Retour vers le futur: 1999


Édition du 21 Mars 2015

Retour vers le futur: 1999


Édition du 21 Mars 2015

La situation actuelle ressemble à s'y méprendre à celle de la période de 1997-1999 : une politique de stimulation monétaire très vigoureuse était alors appliquée et les marchés avaient décollé. Le dollar américain était en hausse, le budget américain était équilibré et une élection présidentielle se profilait à l'horizon. Tout cela s'est terminé par l'éclatement de la bulle techno, rappelle Richard Jenkins, cogestionnaire, avec Bill Kanko, du Fonds chefs de file mondiaux Black Creek. Il concède toutefois que les signaux sont à un degré moindre qu'alors. Le chanteur Prince dirait «we're gonna party like it's 1999»...

M. Jenkins souligne que les taux d'intérêt à long terme sont maintenus très bas par les politiques des banques centrales. Lorsque ces taux ne bougent plus pour refléter les conditions différentes d'un pays à l'autre, ce sont les devises et les matières premières qui deviennent très volatiles, comme on le voit actuellement : «Cela ne nous rend pas pessimistes à l'égard des actions, mais attendez-vous à des rendements beaucoup plus faibles qu'au cours des cinq dernières années. Vous devriez aussi vous attendre à une forme ou une autre de récession dans les cinq ou six prochaines années. Nous ne savons pas quand ni quelle en sera la cause, mais c'est hautement probable», prévient-il.

Si la chute du prix du pétrole doit être perçue comme une baisse massive d'impôt stimulant la croissance, les hauts niveaux d'endettement des gouvernements et les hausses d'impôt qui en résulteront nuiront à cette croissance.

Richard Jenkins remarque que les cours des titres américains continuent de grimper et leur valorisation augmente encore davantage, au point où les investisseurs en sont rendus à utiliser les évaluations relatives plutôt que les évaluations absolues pour justifier leurs achats.

ll note que les actions américaines représentent désormais près de 52 % des marchés boursiers mondiaux. La dernière fois que cela s'est produit, c'était en 1999 et les choses se sont envenimées durant la décennie subséquente. Il souligne aussi qu'il est rare de voir le marché boursier américain grimper en même temps que le billet vert. «Cela ne durera pas», prévoit-il.

Il n'a pas une mauvaise opinion de l'économie américaine, mais constate que les valorisations des titres américains sont à la limite supérieure à leurs moyennes historiques à long terme. Il calcule que la conversion en dollars américains des bénéfices réalisés à l'étranger par les multinationales américaines causera une baisse de 10 à 20 % de leurs bénéfices totaux. Leurs marges vont donc baisser. Il ne veut tout simplement pas payer une prime pour une société dont le rythme de croissance est appelé à ralentir.

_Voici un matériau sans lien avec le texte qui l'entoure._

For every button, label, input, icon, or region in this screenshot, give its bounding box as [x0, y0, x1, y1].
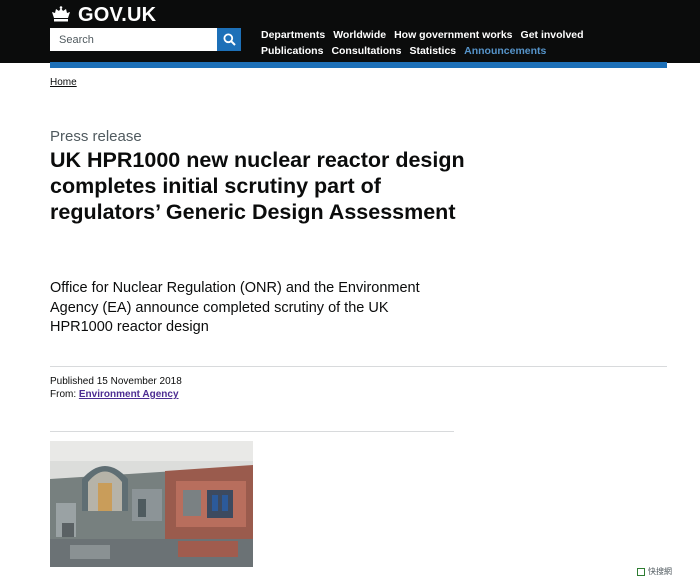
nav-link-departments[interactable]: Departments [261, 29, 325, 41]
published-date: 15 November 2018 [96, 376, 182, 387]
breadcrumb-home[interactable]: Home [50, 77, 77, 88]
main-navigation: Departments Worldwide How government wor… [261, 27, 584, 59]
article-metadata: Published 15 November 2018 From: Environ… [50, 375, 182, 401]
nav-link-consultations[interactable]: Consultations [331, 45, 401, 57]
search-button[interactable] [217, 28, 241, 51]
nav-link-get-involved[interactable]: Get involved [521, 29, 584, 41]
search-icon [223, 33, 236, 46]
nav-row-secondary: Publications Consultations Statistics An… [261, 43, 581, 59]
site-header: GOV.UK Departments Worldwide How governm… [0, 0, 700, 63]
header-accent-bar [50, 62, 667, 68]
page-title: UK HPR1000 new nuclear reactor design co… [50, 148, 465, 224]
govuk-logo-link[interactable]: GOV.UK [50, 4, 156, 26]
article-summary: Office for Nuclear Regulation (ONR) and … [50, 280, 420, 335]
watermark-text: 快搜網 [648, 567, 672, 576]
from-label: From: [50, 389, 77, 400]
metadata-divider-top [50, 366, 667, 367]
from-organisation-link[interactable]: Environment Agency [79, 389, 179, 400]
nav-link-how-government-works[interactable]: How government works [394, 29, 512, 41]
from-line: From: Environment Agency [50, 388, 182, 401]
nav-link-announcements[interactable]: Announcements [464, 45, 546, 57]
metadata-divider-bottom [50, 431, 454, 432]
document-type: Press release [50, 128, 142, 145]
nav-link-worldwide[interactable]: Worldwide [333, 29, 386, 41]
search-input[interactable] [50, 28, 217, 51]
search-form [50, 28, 241, 51]
nav-row-primary: Departments Worldwide How government wor… [261, 27, 584, 43]
nav-link-statistics[interactable]: Statistics [409, 45, 456, 57]
watermark: 快搜網 [637, 566, 672, 577]
logo-text: GOV.UK [78, 3, 157, 26]
published-label: Published [50, 376, 94, 387]
published-line: Published 15 November 2018 [50, 375, 182, 388]
crown-icon [50, 6, 72, 24]
nav-link-publications[interactable]: Publications [261, 45, 323, 57]
watermark-logo-icon [637, 567, 645, 576]
reactor-cutaway-image [50, 441, 253, 567]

«Nous avons beaucoup plus de difficulté à trouver des titres américains se négociant encore à des cours attrayants. C'est pourquoi nous avons graduellement réduit notre exposition à ce marché de 36,4 %, au 31 décembre 2013, à 30,7 % un an plus tard. Seulement 8 des 30 placements en portefeuille actuellement sont des sociétés américaines. Il s'agit d'un record de plusieurs décennies, mais ce n'est qu'une manifestation de notre conviction que d'autres marchés offrent une meilleure valeur», dit-il.

Asie, Mexique et Europe

Le rendement à court terme du fonds en a pâti, car le marché américain, tel que mesuré par l'indice S&P 500, a généré un rendement de 24 % (en dollars canadiens) en 2014. La classe D du fonds a dégagé un rendement de 3,6 % durant la même période, par rapport à 15 % pour l'indice MSCI Mondial (en dollars canadiens). Elle avait toutefois dégagé des rendements de 41,7 % et de 20,4 %, respectivement, en 2013 et en 2012.

«Il y a des périodes où des changements majeurs à la structure d'un portefeuille s'imposent. Durant ces périodes de transition, un portefeuille semblera déphasé par rapport à ce qui est populaire à court terme dans le marché, et son rendement en sera touché. Mais la préservation à long terme du capital exige de vendre ce qui est devenu cher pour acheter ce qui est bon marché. Outre nos ventes de titres américains, notre exposition aux marchés émergents, à l'énergie et aux devises a aussi contribué à diminuer le rendement du fonds», dit Richard Jenkins.